Books II: Get Shorty-vich

Yuri's Sigh-beria
copyright©2010TWMcDermott

Richard Pevear & Larissa Volokhonsky may not be household names, yet, but they are the Nureyev & Fonteyn of Russian literature translation. Poor Constance Garnett!

The pair have made a new translation of the Pasternak modern classic, Dr. Zhivago. Some bookshops may need to re-inforce the shelves  to hold this tome,  and tree-planters better get busy in the forest. This text is not to be confused with the sentimental lightness of the unfortunate David Lean film. Oooh, Yuri....Ouch!

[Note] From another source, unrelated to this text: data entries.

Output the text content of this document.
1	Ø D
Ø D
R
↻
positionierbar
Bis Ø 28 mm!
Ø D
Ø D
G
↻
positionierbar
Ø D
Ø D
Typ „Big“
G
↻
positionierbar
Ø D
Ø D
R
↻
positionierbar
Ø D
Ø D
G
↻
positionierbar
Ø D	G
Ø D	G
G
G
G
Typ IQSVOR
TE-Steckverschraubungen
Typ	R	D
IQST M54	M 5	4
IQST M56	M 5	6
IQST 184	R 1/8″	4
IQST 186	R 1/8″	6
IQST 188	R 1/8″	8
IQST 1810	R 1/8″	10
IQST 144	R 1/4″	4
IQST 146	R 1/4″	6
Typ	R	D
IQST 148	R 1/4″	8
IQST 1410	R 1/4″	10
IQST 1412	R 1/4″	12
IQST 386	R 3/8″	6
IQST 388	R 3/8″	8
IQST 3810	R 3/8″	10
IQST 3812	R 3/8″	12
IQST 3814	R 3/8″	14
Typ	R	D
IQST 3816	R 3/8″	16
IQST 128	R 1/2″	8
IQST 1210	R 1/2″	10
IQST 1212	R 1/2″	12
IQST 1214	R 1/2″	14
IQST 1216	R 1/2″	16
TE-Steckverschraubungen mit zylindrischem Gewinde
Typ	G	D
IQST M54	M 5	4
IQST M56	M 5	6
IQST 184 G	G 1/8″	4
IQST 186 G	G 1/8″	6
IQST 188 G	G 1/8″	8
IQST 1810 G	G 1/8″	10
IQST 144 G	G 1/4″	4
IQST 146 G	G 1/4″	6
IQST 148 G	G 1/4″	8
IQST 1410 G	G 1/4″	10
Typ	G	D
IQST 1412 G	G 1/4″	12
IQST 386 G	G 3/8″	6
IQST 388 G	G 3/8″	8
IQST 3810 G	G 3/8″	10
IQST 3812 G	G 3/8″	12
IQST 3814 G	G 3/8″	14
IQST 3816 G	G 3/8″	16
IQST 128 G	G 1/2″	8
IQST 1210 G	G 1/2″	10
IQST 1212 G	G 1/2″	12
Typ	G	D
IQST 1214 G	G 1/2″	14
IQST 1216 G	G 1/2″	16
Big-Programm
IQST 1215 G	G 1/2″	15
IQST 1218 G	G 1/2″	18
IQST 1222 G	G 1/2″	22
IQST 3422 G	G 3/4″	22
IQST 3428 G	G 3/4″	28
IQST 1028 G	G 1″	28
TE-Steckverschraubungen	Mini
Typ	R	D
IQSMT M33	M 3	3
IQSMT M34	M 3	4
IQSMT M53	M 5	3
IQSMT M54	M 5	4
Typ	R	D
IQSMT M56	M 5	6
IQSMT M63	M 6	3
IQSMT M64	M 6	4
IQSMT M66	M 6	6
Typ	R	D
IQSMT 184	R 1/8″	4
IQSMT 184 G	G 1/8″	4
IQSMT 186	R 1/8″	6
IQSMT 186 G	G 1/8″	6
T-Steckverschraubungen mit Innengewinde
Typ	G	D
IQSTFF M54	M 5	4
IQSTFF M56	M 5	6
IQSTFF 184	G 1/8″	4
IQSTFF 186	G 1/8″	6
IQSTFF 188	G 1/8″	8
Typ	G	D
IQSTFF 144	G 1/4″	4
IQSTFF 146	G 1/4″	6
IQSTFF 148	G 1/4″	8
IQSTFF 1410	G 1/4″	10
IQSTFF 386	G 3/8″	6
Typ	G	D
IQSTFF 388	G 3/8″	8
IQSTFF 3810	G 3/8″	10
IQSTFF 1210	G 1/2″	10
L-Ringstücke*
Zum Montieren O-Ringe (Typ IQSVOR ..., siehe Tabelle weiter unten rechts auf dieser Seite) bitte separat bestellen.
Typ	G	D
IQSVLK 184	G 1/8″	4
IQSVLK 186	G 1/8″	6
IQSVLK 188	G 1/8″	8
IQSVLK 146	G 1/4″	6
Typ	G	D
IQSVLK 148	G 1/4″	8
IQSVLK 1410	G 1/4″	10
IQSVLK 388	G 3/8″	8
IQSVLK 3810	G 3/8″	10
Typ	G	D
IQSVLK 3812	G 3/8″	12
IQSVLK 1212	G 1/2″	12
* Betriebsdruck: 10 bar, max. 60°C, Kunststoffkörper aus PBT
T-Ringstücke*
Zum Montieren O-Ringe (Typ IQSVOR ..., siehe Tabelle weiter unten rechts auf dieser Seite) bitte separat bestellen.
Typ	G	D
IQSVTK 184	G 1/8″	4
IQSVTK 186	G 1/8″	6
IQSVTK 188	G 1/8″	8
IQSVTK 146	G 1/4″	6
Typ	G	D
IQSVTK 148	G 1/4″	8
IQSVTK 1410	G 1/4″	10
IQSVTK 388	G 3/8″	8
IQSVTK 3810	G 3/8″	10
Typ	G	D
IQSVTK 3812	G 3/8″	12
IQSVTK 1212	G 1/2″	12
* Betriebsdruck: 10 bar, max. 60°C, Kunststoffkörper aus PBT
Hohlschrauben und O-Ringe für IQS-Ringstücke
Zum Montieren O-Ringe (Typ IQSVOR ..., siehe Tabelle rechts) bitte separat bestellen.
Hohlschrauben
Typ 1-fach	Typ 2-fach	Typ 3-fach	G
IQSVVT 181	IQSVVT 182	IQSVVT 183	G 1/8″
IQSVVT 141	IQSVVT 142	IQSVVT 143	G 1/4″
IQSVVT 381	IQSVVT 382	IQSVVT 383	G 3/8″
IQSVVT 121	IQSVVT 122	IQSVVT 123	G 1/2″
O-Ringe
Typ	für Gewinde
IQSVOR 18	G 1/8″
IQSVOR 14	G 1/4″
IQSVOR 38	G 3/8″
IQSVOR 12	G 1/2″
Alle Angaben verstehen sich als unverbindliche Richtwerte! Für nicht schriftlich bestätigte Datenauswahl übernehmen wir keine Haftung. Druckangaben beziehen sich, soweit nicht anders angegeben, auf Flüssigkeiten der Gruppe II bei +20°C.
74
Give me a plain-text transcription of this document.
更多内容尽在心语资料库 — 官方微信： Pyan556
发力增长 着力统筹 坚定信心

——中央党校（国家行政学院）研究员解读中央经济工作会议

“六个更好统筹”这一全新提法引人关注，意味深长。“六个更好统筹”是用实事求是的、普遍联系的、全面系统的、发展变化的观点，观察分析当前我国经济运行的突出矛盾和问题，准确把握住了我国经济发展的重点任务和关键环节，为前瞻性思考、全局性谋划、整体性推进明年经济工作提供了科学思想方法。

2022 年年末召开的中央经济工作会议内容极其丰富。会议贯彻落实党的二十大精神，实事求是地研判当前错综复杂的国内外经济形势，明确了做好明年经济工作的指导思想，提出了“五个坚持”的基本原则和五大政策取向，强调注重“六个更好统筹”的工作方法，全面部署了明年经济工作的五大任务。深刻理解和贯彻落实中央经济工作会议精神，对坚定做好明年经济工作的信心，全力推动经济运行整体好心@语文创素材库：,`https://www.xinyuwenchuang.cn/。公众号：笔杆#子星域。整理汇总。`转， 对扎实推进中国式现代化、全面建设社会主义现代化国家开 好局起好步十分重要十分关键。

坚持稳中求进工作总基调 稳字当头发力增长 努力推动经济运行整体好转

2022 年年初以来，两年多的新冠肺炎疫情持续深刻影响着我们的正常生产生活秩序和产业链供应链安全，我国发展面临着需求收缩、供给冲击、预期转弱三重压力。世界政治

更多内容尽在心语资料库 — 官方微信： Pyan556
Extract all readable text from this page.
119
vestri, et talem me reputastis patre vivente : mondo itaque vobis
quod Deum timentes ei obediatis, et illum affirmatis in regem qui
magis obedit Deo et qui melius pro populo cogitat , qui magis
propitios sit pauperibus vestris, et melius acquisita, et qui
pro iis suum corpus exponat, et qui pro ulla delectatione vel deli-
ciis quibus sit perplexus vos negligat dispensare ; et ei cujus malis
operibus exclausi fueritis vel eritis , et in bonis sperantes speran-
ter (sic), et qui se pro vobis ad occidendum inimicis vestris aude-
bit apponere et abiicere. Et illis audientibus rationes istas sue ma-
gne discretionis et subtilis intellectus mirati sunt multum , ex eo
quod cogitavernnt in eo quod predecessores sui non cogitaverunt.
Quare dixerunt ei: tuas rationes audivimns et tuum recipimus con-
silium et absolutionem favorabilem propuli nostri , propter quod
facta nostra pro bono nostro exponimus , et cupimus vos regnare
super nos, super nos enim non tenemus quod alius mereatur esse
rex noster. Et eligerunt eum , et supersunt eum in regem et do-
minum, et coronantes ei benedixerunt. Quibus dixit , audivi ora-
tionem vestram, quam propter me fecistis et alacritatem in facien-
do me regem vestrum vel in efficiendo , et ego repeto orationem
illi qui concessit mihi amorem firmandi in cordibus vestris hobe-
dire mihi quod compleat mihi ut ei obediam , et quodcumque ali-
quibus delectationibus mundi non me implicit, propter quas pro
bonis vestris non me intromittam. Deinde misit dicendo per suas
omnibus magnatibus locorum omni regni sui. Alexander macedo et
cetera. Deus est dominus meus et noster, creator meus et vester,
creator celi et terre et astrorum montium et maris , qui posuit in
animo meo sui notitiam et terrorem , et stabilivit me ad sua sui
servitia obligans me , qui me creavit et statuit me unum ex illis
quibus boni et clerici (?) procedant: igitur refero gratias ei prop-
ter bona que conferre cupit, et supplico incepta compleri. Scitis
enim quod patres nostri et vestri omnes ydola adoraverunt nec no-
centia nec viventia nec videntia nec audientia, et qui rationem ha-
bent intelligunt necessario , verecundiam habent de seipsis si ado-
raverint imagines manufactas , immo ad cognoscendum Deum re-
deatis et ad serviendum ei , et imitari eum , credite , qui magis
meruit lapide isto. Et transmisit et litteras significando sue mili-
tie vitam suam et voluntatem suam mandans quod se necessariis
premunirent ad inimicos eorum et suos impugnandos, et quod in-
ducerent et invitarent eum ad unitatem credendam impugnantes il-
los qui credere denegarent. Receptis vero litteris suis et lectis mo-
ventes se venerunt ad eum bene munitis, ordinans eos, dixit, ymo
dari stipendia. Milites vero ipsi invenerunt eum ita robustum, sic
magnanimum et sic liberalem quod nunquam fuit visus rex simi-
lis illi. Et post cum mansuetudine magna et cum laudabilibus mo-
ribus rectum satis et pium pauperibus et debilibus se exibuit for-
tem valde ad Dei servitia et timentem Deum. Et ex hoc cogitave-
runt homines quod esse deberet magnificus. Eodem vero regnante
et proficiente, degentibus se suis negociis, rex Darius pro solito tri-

Santa is likely to bring a copy of the book to some unsuspecting Gen XorY-ovich in our house, but I wish that publishers would get back to giving Twitter-crazed readers a break by releasing long (450+ page works) in installments.

Konemann W&P, left
"Get back," you ask? Tolstoy's War & Peace was originally published in six separate parts. Dickens famously wrote in installments and received payment by the word. Dostoevsky? Same-ski. Yet, we send Beauregard and Elsie off to camp armed with thick David Copperfields for something we idiotically call "Summer Reading."

Newsflash: "Some Are Reading," but millions more are not, since they are overwhelmed by size and heft.

The new e-readers are clever contraptions, but those e-ditions require the same massive psychological leap for Texter-Tweeter readers, especially the young ones, that the hulking hardcopies do.

Literature profs will be offended by a suggestion that we "spoon-feed" great works, but the alternative is that people will only see literature as something they HAVE TO DO at school, in order to become a bond trader or founder of the next hipdip.com.

What we now call trade "paperbacks" cost about 3,000% more than volumes which  began life as "pocketbooks." Let's get back to that pocket-sized concept.

Mr. Penguin and Bill Murray (What about Bob?) had it right. Baby Steps.